OMB Individually Reported

Screen for Esophageal Adenocarcinoma

High riskExact public inventory row

Description

Veterans disproportionately have many of the important risk factors for esophageal adenocarcinoma (EAC), and research has demonstrated that Veterans are a substantial gap in the prevention of EAC. Healthcare providers can utilize Kettles Esophageal and Cardia Adenocarcinoma prediction tool (K-ECAN) to guide decision-making and identify potential patients who should be offered screening for EAC.

Detailed example

The K-ECAN is an automated prediction tool for EAC that harnesses the electronic health record at the point of contact during opportune moments (such as at the time of scheduling colorectal cancer screening) to guide decision-making and identify patients who should be offered screenings for EAC. The provider would know their patient's predicted annual incidence of EAC or esophagogastric junction adenocarcinoma (EGJAC) (at least [XXX per 100,000) and their predicted annual mortality (at least [YYY] per 100,000).
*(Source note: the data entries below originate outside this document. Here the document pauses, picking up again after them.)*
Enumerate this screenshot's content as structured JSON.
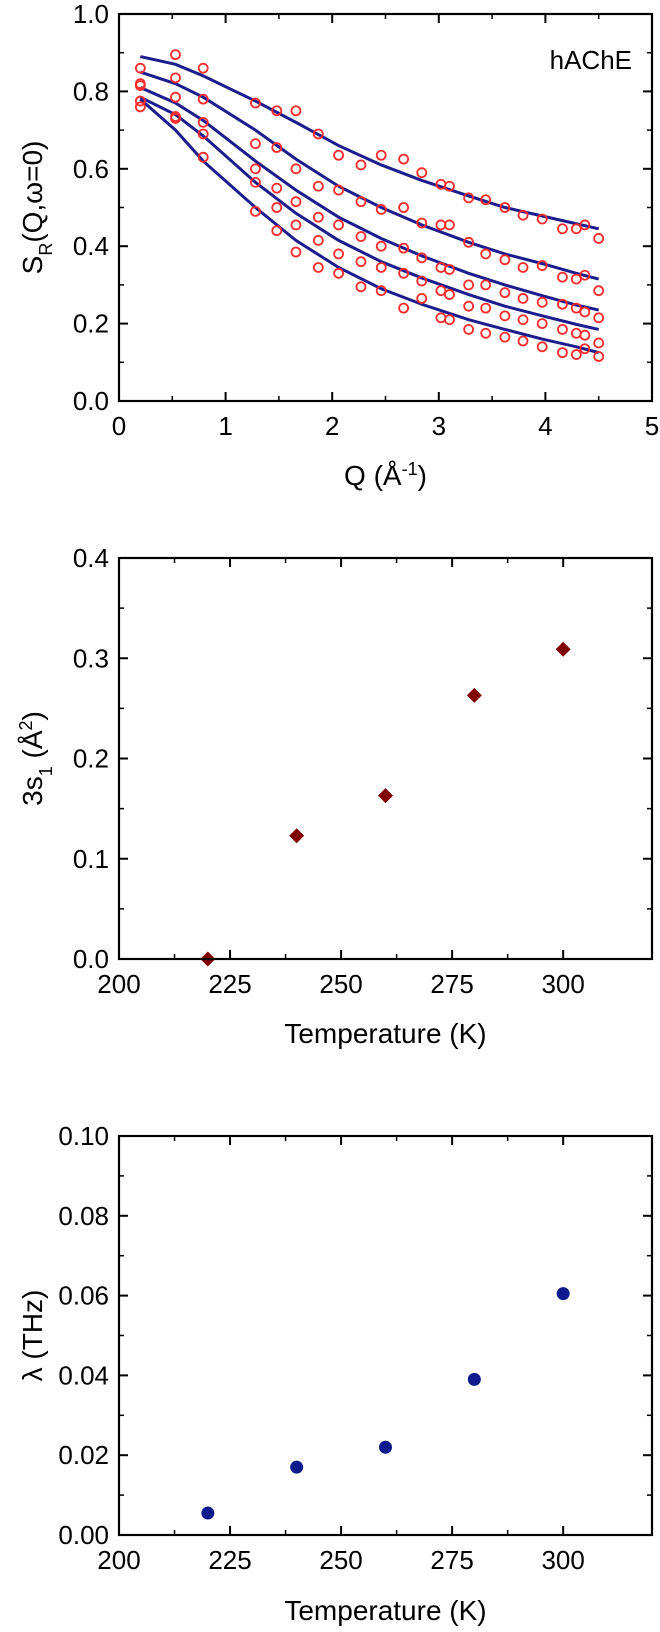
{
  "chart_data": [
    {
      "type": "scatter",
      "title": "",
      "annotation": "hAChE",
      "xlabel": {
        "main": "Q (Å",
        "sup": "-1",
        "tail": ")"
      },
      "ylabel": {
        "main": "S",
        "sub": "R",
        "tail": "(Q,ω=0)"
      },
      "xlim": [
        0,
        5
      ],
      "ylim": [
        0,
        1.0
      ],
      "xticks": [
        "0",
        "1",
        "2",
        "3",
        "4",
        "5"
      ],
      "yticks": [
        "0.0",
        "0.2",
        "0.4",
        "0.6",
        "0.8",
        "1.0"
      ],
      "grid": false,
      "colors": {
        "points": "#ff2a2a",
        "lines": "#1c1c8c"
      },
      "series": [
        {
          "x": [
            0.2,
            0.53,
            0.79,
            1.28,
            1.48,
            1.66,
            1.87,
            2.06,
            2.27,
            2.46,
            2.67,
            2.84,
            3.02,
            3.1,
            3.28,
            3.44,
            3.62,
            3.79,
            3.97,
            4.16,
            4.29,
            4.37,
            4.5
          ],
          "y": [
            0.86,
            0.895,
            0.86,
            0.77,
            0.75,
            0.75,
            0.69,
            0.635,
            0.61,
            0.635,
            0.625,
            0.59,
            0.56,
            0.555,
            0.525,
            0.52,
            0.5,
            0.48,
            0.47,
            0.445,
            0.445,
            0.455,
            0.42
          ],
          "fit_x": [
            0.2,
            0.53,
            0.79,
            1.28,
            1.66,
            2.06,
            2.46,
            2.84,
            3.28,
            3.62,
            3.97,
            4.29,
            4.5
          ],
          "fit_y": [
            0.89,
            0.87,
            0.84,
            0.775,
            0.72,
            0.66,
            0.61,
            0.57,
            0.53,
            0.5,
            0.478,
            0.458,
            0.445
          ]
        },
        {
          "x": [
            0.2,
            0.53,
            0.79,
            1.28,
            1.48,
            1.66,
            1.87,
            2.06,
            2.27,
            2.46,
            2.67,
            2.84,
            3.02,
            3.1,
            3.28,
            3.44,
            3.62,
            3.79,
            3.97,
            4.16,
            4.29,
            4.37,
            4.5
          ],
          "y": [
            0.82,
            0.835,
            0.78,
            0.665,
            0.655,
            0.6,
            0.555,
            0.545,
            0.515,
            0.495,
            0.5,
            0.46,
            0.455,
            0.455,
            0.41,
            0.38,
            0.365,
            0.345,
            0.35,
            0.32,
            0.315,
            0.325,
            0.285
          ],
          "fit_x": [
            0.2,
            0.53,
            0.79,
            1.28,
            1.66,
            2.06,
            2.46,
            2.84,
            3.28,
            3.62,
            3.97,
            4.29,
            4.5
          ],
          "fit_y": [
            0.85,
            0.82,
            0.785,
            0.7,
            0.625,
            0.555,
            0.5,
            0.455,
            0.41,
            0.38,
            0.355,
            0.33,
            0.315
          ]
        },
        {
          "x": [
            0.2,
            0.53,
            0.79,
            1.28,
            1.48,
            1.66,
            1.87,
            2.06,
            2.27,
            2.46,
            2.67,
            2.84,
            3.02,
            3.1,
            3.28,
            3.44,
            3.62,
            3.79,
            3.97,
            4.16,
            4.29,
            4.37,
            4.5
          ],
          "y": [
            0.815,
            0.785,
            0.72,
            0.6,
            0.55,
            0.515,
            0.475,
            0.455,
            0.425,
            0.4,
            0.395,
            0.37,
            0.345,
            0.34,
            0.3,
            0.3,
            0.28,
            0.265,
            0.255,
            0.25,
            0.24,
            0.23,
            0.215
          ],
          "fit_x": [
            0.2,
            0.53,
            0.79,
            1.28,
            1.66,
            2.06,
            2.46,
            2.84,
            3.28,
            3.62,
            3.97,
            4.29,
            4.5
          ],
          "fit_y": [
            0.81,
            0.77,
            0.725,
            0.62,
            0.545,
            0.475,
            0.42,
            0.375,
            0.33,
            0.3,
            0.272,
            0.248,
            0.235
          ]
        },
        {
          "x": [
            0.2,
            0.53,
            0.79,
            1.28,
            1.48,
            1.66,
            1.87,
            2.06,
            2.27,
            2.46,
            2.67,
            2.84,
            3.02,
            3.1,
            3.28,
            3.44,
            3.62,
            3.79,
            3.97,
            4.16,
            4.29,
            4.37,
            4.5
          ],
          "y": [
            0.775,
            0.735,
            0.69,
            0.565,
            0.5,
            0.455,
            0.415,
            0.38,
            0.36,
            0.345,
            0.33,
            0.31,
            0.285,
            0.275,
            0.245,
            0.24,
            0.22,
            0.21,
            0.2,
            0.185,
            0.175,
            0.17,
            0.15
          ],
          "fit_x": [
            0.2,
            0.53,
            0.79,
            1.28,
            1.66,
            2.06,
            2.46,
            2.84,
            3.28,
            3.62,
            3.97,
            4.29,
            4.5
          ],
          "fit_y": [
            0.785,
            0.74,
            0.685,
            0.565,
            0.485,
            0.415,
            0.36,
            0.318,
            0.275,
            0.245,
            0.22,
            0.198,
            0.185
          ]
        },
        {
          "x": [
            0.2,
            0.53,
            0.79,
            1.28,
            1.48,
            1.66,
            1.87,
            2.06,
            2.27,
            2.46,
            2.67,
            2.84,
            3.02,
            3.1,
            3.28,
            3.44,
            3.62,
            3.79,
            3.97,
            4.16,
            4.29,
            4.37,
            4.5
          ],
          "y": [
            0.76,
            0.73,
            0.63,
            0.49,
            0.44,
            0.385,
            0.345,
            0.33,
            0.295,
            0.285,
            0.24,
            0.265,
            0.215,
            0.21,
            0.185,
            0.175,
            0.165,
            0.155,
            0.14,
            0.125,
            0.12,
            0.135,
            0.115
          ],
          "fit_x": [
            0.2,
            0.53,
            0.79,
            1.28,
            1.66,
            2.06,
            2.46,
            2.84,
            3.28,
            3.62,
            3.97,
            4.29,
            4.5
          ],
          "fit_y": [
            0.78,
            0.7,
            0.62,
            0.5,
            0.415,
            0.345,
            0.29,
            0.25,
            0.21,
            0.185,
            0.16,
            0.14,
            0.125
          ]
        }
      ]
    },
    {
      "type": "scatter",
      "title": "",
      "xlabel": {
        "main": "Temperature (K)"
      },
      "ylabel": {
        "main": "3s",
        "sub": "1",
        "tail": " (Å",
        "sup": "2",
        "tail2": ")"
      },
      "xlim": [
        200,
        320
      ],
      "ylim": [
        0,
        0.4
      ],
      "xticks": [
        "200",
        "225",
        "250",
        "275",
        "300"
      ],
      "yticks": [
        "0.0",
        "0.1",
        "0.2",
        "0.3",
        "0.4"
      ],
      "grid": false,
      "marker": "diamond",
      "colors": {
        "points": "#800000"
      },
      "x": [
        220,
        240,
        260,
        280,
        300
      ],
      "y": [
        0.0,
        0.123,
        0.163,
        0.263,
        0.309
      ]
    },
    {
      "type": "scatter",
      "title": "",
      "xlabel": {
        "main": "Temperature (K)"
      },
      "ylabel": {
        "main": "λ (THz)"
      },
      "xlim": [
        200,
        320
      ],
      "ylim": [
        0,
        0.1
      ],
      "xticks": [
        "200",
        "225",
        "250",
        "275",
        "300"
      ],
      "yticks": [
        "0.00",
        "0.02",
        "0.04",
        "0.06",
        "0.08",
        "0.10"
      ],
      "grid": false,
      "marker": "circle",
      "colors": {
        "points": "#0d1a8c"
      },
      "x": [
        220,
        240,
        260,
        280,
        300
      ],
      "y": [
        0.0055,
        0.017,
        0.022,
        0.039,
        0.0605
      ]
    }
  ]
}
They would also know additional risk factors, such as age, sex, Body Mass Index (BMI), Gastroesophageal reflux disease (GERD), and smoking history.

AI / analytics pattern

Classical/Predictive Machine Learning: Models trained on data to make predictions or classifications based on identified patterns or relationships.

Automation level / stage

b) Pilot – The use case has been deployed in a limited test or pilot capacity.

Expected benefit

If EAC is identified at the earliest stage (intramucosal cancer without metastases), the 5-year survival with surgery is greater than 85%, and at least as good with endoscopic therapy alone. Implementation of such an intervention would bridge the gap between population-health screenings and personalized management in a manner that would minimize the impact on payer budget and resources. Since individuals are more commonly up to date for colorectal cancer screening (for instance, with colonoscopy), it is particularly suitable to harness the missed opportunity of EAC screening at the time of screening for colorectal cancer. Also, when an EAC screening with upper endoscopy is performed simultaneously with colonoscopy, it is much less expensive. This project will also serve as a roadmap for how such precision approaches to screening can be applied to other rare cancers.